The International Federation of Reproduction Rights Organisations (IFRRO) regrets the attempt by Digital Europe to prejudice and pre-empt the recommendations of Mr Antonio Vitorino, the mediator in the EU facilitated mediation process on private copying and reprographic levies. “The timing of the Digital Europe initiative, so close to the culmination of the mediator’s reflection phase, and the appeal outside the mediation process at this late stage of negotiations are unwarranted”, said IFRRO CEO, Olav Stokkmo. “It calls into question the reliability of Digital Europe as a partner and the extent to which it is dedicated to the mediation process.”

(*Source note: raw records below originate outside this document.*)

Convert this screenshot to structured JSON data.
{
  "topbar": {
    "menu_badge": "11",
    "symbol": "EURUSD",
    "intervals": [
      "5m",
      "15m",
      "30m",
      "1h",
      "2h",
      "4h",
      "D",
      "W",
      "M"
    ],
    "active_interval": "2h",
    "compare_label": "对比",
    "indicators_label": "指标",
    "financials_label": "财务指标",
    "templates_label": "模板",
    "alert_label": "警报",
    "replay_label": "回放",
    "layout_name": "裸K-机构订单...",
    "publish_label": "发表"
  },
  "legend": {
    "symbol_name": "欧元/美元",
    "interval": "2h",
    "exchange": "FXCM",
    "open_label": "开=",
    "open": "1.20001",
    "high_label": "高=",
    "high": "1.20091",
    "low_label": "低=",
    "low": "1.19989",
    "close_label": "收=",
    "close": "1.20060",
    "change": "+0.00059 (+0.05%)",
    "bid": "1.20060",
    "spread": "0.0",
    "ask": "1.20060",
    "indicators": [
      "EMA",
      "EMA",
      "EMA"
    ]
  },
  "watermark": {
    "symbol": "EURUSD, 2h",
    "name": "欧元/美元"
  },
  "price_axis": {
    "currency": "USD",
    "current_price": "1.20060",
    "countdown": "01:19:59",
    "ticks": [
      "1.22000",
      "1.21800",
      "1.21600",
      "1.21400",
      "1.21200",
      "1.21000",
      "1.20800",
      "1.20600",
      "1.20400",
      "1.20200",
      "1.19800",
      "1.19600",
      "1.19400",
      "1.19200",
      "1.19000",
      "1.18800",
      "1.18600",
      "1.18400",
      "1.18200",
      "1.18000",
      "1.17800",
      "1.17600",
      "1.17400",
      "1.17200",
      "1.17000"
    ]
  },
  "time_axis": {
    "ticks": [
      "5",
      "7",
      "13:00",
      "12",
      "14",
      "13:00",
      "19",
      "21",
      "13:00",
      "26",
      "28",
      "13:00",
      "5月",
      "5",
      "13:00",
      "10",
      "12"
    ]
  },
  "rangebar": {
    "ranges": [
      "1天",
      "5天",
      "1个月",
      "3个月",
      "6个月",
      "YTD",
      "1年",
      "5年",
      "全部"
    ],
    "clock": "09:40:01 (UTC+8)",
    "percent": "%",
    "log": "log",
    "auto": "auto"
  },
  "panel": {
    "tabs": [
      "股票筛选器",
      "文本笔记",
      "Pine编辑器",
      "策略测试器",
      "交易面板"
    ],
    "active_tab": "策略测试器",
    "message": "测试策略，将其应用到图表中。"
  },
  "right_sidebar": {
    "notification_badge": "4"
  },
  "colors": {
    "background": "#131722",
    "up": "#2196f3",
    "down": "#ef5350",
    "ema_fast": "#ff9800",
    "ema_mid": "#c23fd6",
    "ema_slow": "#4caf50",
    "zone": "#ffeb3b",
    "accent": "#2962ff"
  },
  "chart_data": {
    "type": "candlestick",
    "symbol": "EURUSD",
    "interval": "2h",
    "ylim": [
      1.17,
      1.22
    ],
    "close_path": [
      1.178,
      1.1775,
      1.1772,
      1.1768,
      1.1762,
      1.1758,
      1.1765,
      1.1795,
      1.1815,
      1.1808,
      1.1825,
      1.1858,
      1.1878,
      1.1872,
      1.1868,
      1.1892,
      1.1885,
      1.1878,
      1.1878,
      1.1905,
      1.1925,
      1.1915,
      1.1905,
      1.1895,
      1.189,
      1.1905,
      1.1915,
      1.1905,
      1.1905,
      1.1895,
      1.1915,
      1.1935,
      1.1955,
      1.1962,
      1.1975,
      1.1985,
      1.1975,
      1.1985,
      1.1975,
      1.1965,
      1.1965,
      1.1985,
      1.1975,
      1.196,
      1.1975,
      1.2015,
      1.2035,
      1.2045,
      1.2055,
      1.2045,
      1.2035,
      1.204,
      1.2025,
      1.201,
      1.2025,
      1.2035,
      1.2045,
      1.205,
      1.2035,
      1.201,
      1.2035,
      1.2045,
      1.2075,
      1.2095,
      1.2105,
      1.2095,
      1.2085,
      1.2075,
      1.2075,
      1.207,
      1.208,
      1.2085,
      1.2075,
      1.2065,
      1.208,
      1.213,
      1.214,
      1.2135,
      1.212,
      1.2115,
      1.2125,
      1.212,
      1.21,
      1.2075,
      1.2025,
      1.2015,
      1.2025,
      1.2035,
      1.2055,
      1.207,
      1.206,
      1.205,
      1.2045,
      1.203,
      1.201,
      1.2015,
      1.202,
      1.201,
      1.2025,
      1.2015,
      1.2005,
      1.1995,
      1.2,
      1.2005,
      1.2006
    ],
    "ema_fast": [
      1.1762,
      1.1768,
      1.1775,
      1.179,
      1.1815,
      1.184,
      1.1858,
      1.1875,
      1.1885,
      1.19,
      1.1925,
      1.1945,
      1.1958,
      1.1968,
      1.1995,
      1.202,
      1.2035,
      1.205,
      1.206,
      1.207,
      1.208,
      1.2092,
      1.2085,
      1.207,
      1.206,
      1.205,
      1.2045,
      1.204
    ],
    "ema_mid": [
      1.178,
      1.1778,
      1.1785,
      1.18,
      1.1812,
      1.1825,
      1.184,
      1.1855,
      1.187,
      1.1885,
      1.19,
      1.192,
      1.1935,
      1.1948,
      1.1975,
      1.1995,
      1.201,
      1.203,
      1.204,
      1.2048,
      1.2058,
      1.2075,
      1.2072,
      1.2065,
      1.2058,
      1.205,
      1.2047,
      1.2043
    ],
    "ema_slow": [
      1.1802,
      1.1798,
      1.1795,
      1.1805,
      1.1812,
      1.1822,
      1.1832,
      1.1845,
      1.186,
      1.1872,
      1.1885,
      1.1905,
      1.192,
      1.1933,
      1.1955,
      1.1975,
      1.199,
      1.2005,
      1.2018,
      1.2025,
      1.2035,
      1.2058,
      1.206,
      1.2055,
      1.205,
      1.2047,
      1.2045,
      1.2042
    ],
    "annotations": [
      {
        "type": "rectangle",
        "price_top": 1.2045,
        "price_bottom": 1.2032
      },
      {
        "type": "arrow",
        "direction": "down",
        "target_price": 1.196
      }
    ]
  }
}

At this point, IFRRO makes no judgement on the content of the Digital Europe paper, except to point out that it ignores the fact that the levy system secures not only the remuneration for private copying but also for reprography, which includes both private copying and copying for professional and educational uses. In this context the proposals made by Digital Europe are beside the point.
IFRRO notes the press statement from GESAC, SAA and other organisations representing collectives which administer private copy remuneration.
Notes for Editors
IFRRO - the International Federation of Reproduction Rights Organisations – is the main international network of collective management organisations and creators’ and publishers’ associations in the text and image spheres. We work to protect and enable easy legal access to copyright material - from academic works, through newspaper articles, novels and sheet music, to photos and illustrations, in particular for large scale copying of works including digital uses. We are at the heart of rights management across the world, enabling authors and publishers to work jointly to satisfy their clients (libraries, universities, colleges, schools, public administration, etc.). We foster partnerships and dialogues between stakeholders to ensure a flexible service, responding to the varied user needs within the framework of copyright law.
IFRRO is currently made up of 137 members in 75 countries, including members of the majority of EU Member States.